Monday, April 17, 2017
Sets of questions
Rebecca Solnit's life as a writer. Pull quote: "Lots of people want to be me now, but nobody wants to be me 20 years ago when I was living on $15,000 a year."
James, Jimmy, Jamie
Ed Pavlic's 2015 Boston Review piece on James Baldwin's letters to his brother David. Wish I could read the one about Just Above My Head and real-life family members!
Checking in
I am determined to reclaim the blog as a place where at the very least I log what I've been reading! Action prompted in particular by trying to download content from Facebook (I am just getting started on a short piece called "Reading Gibbon in the Time of Trump" and want to see which Decline and Fall bits I posted on which days - one of the ways in which Facebook is much inferior to the old-fashioned blog!) and remembering why it would have been better if I'd just posted those bits here. Also thinking quite a bit, around and after the two-year anniversary of my father's death, on the fact that it may not just have been social media that leached the energy away from my blogging vim; it was also very much the nature of my relationship with my father that we shared links and talked about bits we'd seen online, and my avoidance of the FT weekend magazine for instance seems part and parcel of the same phenomenon. Also, keeping so many tabs open is causing Chrome to fail - a tech guy at work showed me a good tool that lets you save a whole host of open tabs onto a single page of links, but really clearing tabs by posting what interested me would be a smarter way....
Sunday, February 05, 2017
Wrestling with angels
I see the last few posts here are mistakes, entries that should have gone to the other blog! Which I keep up very faithfully, only it is boring to read (insanely repetitive, as training must be!). Still overdue a light reading update and a year-end best post, I would like to keep the blog going to that extent but I've been too busy with other things: especially, finishing the Austen book (and juggling the other work commitments that you can only put on hold for so long).

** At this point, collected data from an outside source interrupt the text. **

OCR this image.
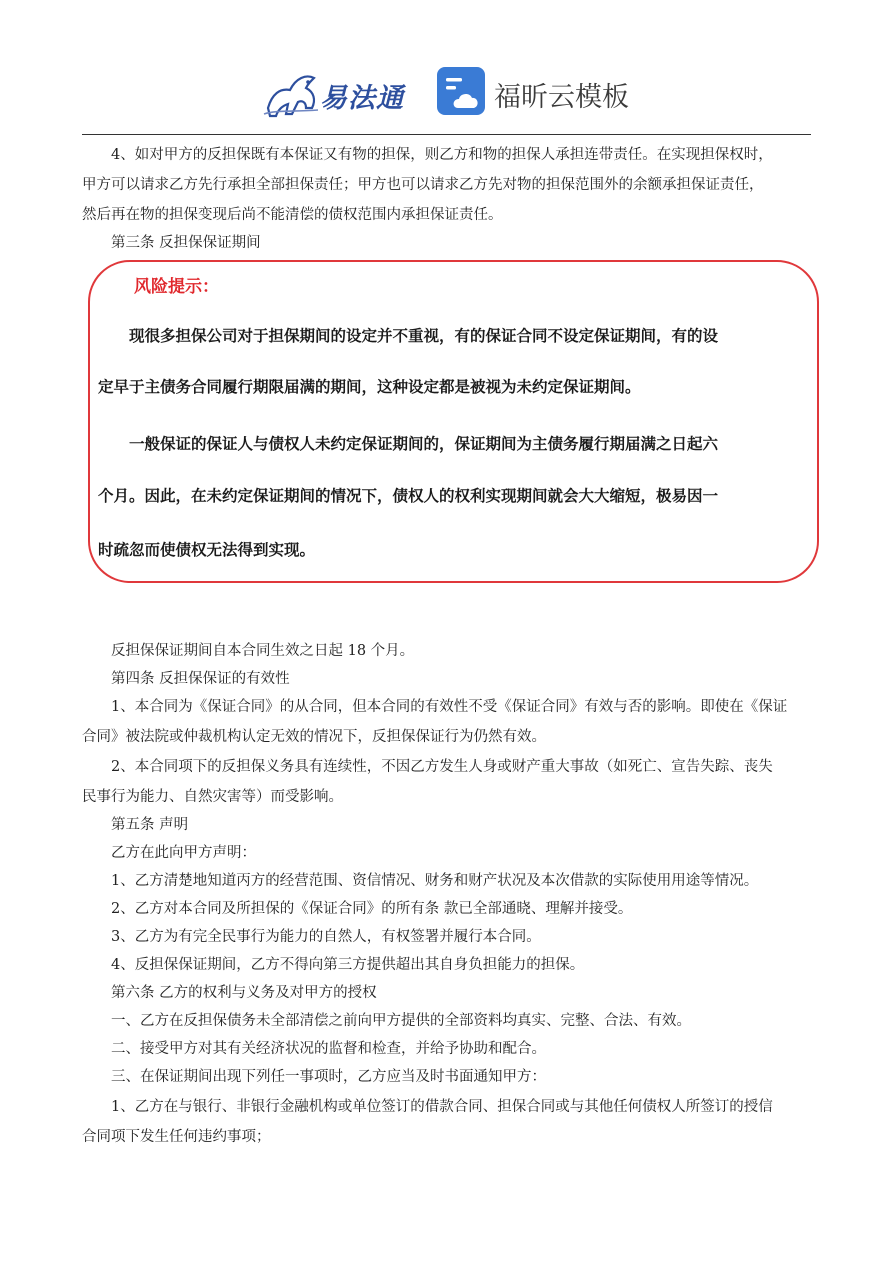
易法通	福昕云模板
　　4、如对甲方的反担保既有本保证又有物的担保，则乙方和物的担保人承担连带责任。在实现担保权时，
甲方可以请求乙方先行承担全部担保责任；甲方也可以请求乙方先对物的担保范围外的余额承担保证责任，
然后再在物的担保变现后尚不能清偿的债权范围内承担保证责任。
　　第三条 反担保保证期间
风险提示：
　　现很多担保公司对于担保期间的设定并不重视，有的保证合同不设定保证期间，有的设
定早于主债务合同履行期限届满的期间，这种设定都是被视为未约定保证期间。
　　一般保证的保证人与债权人未约定保证期间的，保证期间为主债务履行期届满之日起六
个月。因此，在未约定保证期间的情况下，债权人的权利实现期间就会大大缩短，极易因一
时疏忽而使债权无法得到实现。
　　反担保保证期间自本合同生效之日起 18 个月。
　　第四条 反担保保证的有效性
　　1、本合同为《保证合同》的从合同，但本合同的有效性不受《保证合同》有效与否的影响。即使在《保证
合同》被法院或仲裁机构认定无效的情况下，反担保保证行为仍然有效。
　　2、本合同项下的反担保义务具有连续性，不因乙方发生人身或财产重大事故（如死亡、宣告失踪、丧失
民事行为能力、自然灾害等）而受影响。
　　第五条 声明
　　乙方在此向甲方声明：
　　1、乙方清楚地知道丙方的经营范围、资信情况、财务和财产状况及本次借款的实际使用用途等情况。
　　2、乙方对本合同及所担保的《保证合同》的所有条 款已全部通晓、理解并接受。
　　3、乙方为有完全民事行为能力的自然人，有权签署并履行本合同。
　　4、反担保保证期间，乙方不得向第三方提供超出其自身负担能力的担保。
　　第六条 乙方的权利与义务及对甲方的授权
　　一、乙方在反担保债务未全部清偿之前向甲方提供的全部资料均真实、完整、合法、有效。
　　二、接受甲方对其有关经济状况的监督和检查，并给予协助和配合。
　　三、在保证期间出现下列任一事项时，乙方应当及时书面通知甲方：
　　1、乙方在与银行、非银行金融机构或单位签订的借款合同、担保合同或与其他任何债权人所签订的授信
合同项下发生任何违约事项；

Leaving for the airport for Rome in a couple of hours, got some last bits of packing still to do and library books to return, but thought I'd blog a few sentences from J.D. Daniels' very good little book of essays The Correspondence. I think it may have been a mistake to include the two pieces originally written as short stories - they feel different and they don't work as well as the essays. But even so it's a great little volume. Here are a couple paragraphs I especially liked, for obvious reasons:
I took eight weeks off to squat and dead-lift heavy and eat everything that wans't nailed down, and I gained thirty-five pounds and had to buy new pants. Then I went back to sparring and I broke a guy's ribs. That was nice.
And then I did it all again, the way you find yourself eating dinner again the next night; the way you have sex, if you do, again; the way too much to drink was barely enough. It didn't end, it doesn't end, and if I knew what to say next, this wouldn't be the end.